République et canton de Genève
Grand Conseil
Séance du jeudi 18 décembre 1997 à 17h
54e législature - 1re année - 3e session - 59e séance
P 1148-A et objet(s) lié(s)
La commission a étudié la pétition 1148 dans ses séances des 25 juin, 28 août et 3 septembre 1997, sous la présidence de Mme E. Häusermann.
Audition des pétitionnaires
M. Christian Lavanchy, président de l'association «Mouvement de la condition paternelle pour une égalité parentale», M. Hans Lehmann, permanent de l'association, et M. Bernard Hubert, instituteur et parent bénéficiant de l'aide de l'association, le 25 juin 1997
M. Lehmann indique que l'association est en pourparlers depuis 1992 avec le département de l'instruction publique.
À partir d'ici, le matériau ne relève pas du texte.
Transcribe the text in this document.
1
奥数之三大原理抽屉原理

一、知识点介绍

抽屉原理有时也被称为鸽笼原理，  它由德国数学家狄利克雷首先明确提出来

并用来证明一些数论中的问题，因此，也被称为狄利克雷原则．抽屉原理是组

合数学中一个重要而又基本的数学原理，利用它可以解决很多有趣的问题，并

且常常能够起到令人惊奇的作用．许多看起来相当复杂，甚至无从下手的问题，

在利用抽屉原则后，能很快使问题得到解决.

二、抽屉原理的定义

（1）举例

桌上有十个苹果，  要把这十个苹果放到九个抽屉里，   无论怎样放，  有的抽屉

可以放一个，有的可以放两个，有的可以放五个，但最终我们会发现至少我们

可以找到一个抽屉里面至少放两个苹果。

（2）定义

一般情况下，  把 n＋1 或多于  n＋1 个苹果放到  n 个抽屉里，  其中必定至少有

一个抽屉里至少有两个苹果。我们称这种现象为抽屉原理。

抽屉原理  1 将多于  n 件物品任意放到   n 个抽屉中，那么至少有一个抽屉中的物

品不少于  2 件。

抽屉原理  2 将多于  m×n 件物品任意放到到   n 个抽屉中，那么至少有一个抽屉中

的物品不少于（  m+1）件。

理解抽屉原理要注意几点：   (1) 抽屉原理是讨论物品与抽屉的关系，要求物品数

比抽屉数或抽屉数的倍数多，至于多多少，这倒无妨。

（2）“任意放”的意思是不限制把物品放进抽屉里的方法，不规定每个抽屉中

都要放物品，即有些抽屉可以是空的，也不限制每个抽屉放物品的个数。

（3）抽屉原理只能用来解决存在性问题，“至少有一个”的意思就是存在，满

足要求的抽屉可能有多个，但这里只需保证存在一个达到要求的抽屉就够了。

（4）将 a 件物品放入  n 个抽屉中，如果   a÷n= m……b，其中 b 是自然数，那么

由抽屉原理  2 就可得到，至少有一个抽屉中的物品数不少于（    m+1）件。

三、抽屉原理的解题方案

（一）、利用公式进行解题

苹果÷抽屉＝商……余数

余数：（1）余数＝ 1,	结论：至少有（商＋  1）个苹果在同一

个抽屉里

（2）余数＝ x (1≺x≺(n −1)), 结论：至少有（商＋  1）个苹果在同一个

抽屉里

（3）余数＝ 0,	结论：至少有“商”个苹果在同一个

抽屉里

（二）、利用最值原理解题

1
Malgré ses courriers répétés d'année en année, l'association n'a toutefois reçu que des réponses évasives de la part de certains responsables du département et pas de réponse du tout de sa juriste, d'où l'idée de passer par la voie politique, afin de se faire entendre, dans l'intérêt des enfants.
Il signale, en outre, que chaque jugement de divorce «donne acte au conjoint titulaire de l'autorité parentale de son engagement de consulter l'autre parent préalablement à toute décision concernant l'avenir des enfants, notamment se rapportant à l'éducation, à la santé et à la religion ainsi qu'à la formation professionnelle». Cette décision ne revêt aucune valeur pour le parent gardien. Il conviendrait donc de prévoir au niveau législatif ou réglementaire que l'information passe aux deux parents.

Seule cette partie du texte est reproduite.